Because acoustic ports must remain open to the air, the package must protect the diaphragm from particles, moisture, and light while still admitting sound. Fine mesh screens, hydrophobic membranes, and carefully placed ports keep contaminants out without unduly impeding sound. Ultrasonic transducers for medical use add acoustic matching and lens layers to couple energy efficiently into tissue. Electromagnetic shielding and resistance to mechanical shock and to the high temperatures of soldering complete the demands placed on the package.

Performance Metrics

The quality of a MEMS acoustic device is captured by a set of standard metrics that allow designs to be compared and matched to an application. The relevant metrics differ somewhat between microphones, speakers, and ultrasonic transducers.

Microphone Metrics

Sensitivity expresses the electrical output produced by a reference sound pressure, stated for analog microphones in decibels relative to a volt per pascal and for digital microphones relative to full scale. The signal-to-noise ratio, conventionally A-weighted and referenced to a sound pressure of 94 decibels SPL (one pascal) at one kilohertz, compares that reference output with the device's own noise floor and is a primary measure of how quiet a sound the microphone can resolve; values in the mid-sixties of decibels are common and the best devices reach the low seventies. The acoustic overload point is the sound pressure level at which distortion reaches a defined limit, marking the loudest sound the microphone can capture cleanly. Other metrics include the frequency response and its flatness, the total harmonic distortion, the power-supply rejection ratio of the integrated circuit, and the consistency of sensitivity and phase between units, which matters for the microphone arrays used in beamforming.

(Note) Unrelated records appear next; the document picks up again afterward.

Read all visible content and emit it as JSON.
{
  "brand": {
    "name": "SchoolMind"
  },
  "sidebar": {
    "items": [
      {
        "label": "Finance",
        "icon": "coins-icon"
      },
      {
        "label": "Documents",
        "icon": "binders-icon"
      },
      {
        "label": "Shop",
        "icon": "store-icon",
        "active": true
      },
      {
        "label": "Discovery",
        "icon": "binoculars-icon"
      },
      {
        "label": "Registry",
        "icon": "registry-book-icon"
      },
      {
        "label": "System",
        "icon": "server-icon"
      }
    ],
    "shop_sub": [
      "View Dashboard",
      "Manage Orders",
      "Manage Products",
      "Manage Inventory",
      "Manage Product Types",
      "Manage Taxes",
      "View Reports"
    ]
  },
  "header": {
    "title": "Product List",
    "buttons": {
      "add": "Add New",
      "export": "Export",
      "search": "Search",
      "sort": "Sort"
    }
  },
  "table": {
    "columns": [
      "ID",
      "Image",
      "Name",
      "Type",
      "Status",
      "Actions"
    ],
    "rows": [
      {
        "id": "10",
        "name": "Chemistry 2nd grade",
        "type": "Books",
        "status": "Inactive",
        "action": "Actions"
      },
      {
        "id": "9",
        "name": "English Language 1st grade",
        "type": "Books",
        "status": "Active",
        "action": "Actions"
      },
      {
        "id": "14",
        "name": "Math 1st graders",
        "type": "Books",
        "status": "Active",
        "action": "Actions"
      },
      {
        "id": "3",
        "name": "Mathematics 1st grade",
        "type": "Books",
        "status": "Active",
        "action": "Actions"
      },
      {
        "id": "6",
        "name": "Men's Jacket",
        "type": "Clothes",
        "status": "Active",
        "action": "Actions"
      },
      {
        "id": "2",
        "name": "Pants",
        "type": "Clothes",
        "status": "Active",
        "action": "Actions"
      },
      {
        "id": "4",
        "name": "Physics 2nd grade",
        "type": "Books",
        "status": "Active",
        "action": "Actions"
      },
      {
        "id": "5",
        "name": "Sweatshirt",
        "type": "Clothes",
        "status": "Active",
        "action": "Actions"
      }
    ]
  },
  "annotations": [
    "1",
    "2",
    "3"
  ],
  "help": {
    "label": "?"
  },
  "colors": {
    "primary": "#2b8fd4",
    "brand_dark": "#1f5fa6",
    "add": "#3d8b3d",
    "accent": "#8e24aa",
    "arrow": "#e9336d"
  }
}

Speaker and Ultrasonic Metrics

A MEMS speaker is judged by the sound pressure level it produces, especially at low frequencies, by its frequency response and bandwidth, by its total harmonic distortion at a given output, and by its power consumption and efficiency. An ultrasonic transducer is characterized by its center frequency and bandwidth, by its transmit sensitivity and receive sensitivity, by the acoustic pressure it can generate, by its directivity, and, for imaging arrays, by the element count, pitch, and uniformity that determine spatial resolution. Across all of these devices, reliability under shock, temperature, and humidity, and stability of the metrics over the product lifetime, are part of the overall assessment.

Summary

MEMS acoustic devices bring the economy and precision of semiconductor manufacturing to the conversion between sound and electricity. Capacitive MEMS microphones, the highest-volume members of the family, sense sound by the change in a parallel-plate capacitance and dominate portable audio; piezoelectric MEMS microphones trade some signal-to-noise ratio for robustness against contamination and freedom from a bias charge pump. MEMS speakers, most maturely realized with piezoelectric actuation, are establishing themselves in the sealed acoustic spaces of earbuds and hearing aids.

Beyond the audible range, piezoelectric and capacitive micromachined ultrasonic transducers, the PMUT and the CMUT, generate and detect ultrasound for fingerprint sensing, gesture and proximity detection, and medical imaging. All of these devices share a common foundation: a micromachined diaphragm fabricated by deposition, lithography, and deep etching; a transduction mechanism that is electrostatic or piezoelectric; close integration with a dedicated readout or drive circuit; and a package whose acoustic ports and back volume form an inseparable part of the acoustic design. Their performance is expressed through sensitivity, signal-to-noise ratio, acoustic overload point, and related metrics, and their continued advance is widening the reach of acoustic sensing and emission across consumer, industrial, and medical electronics.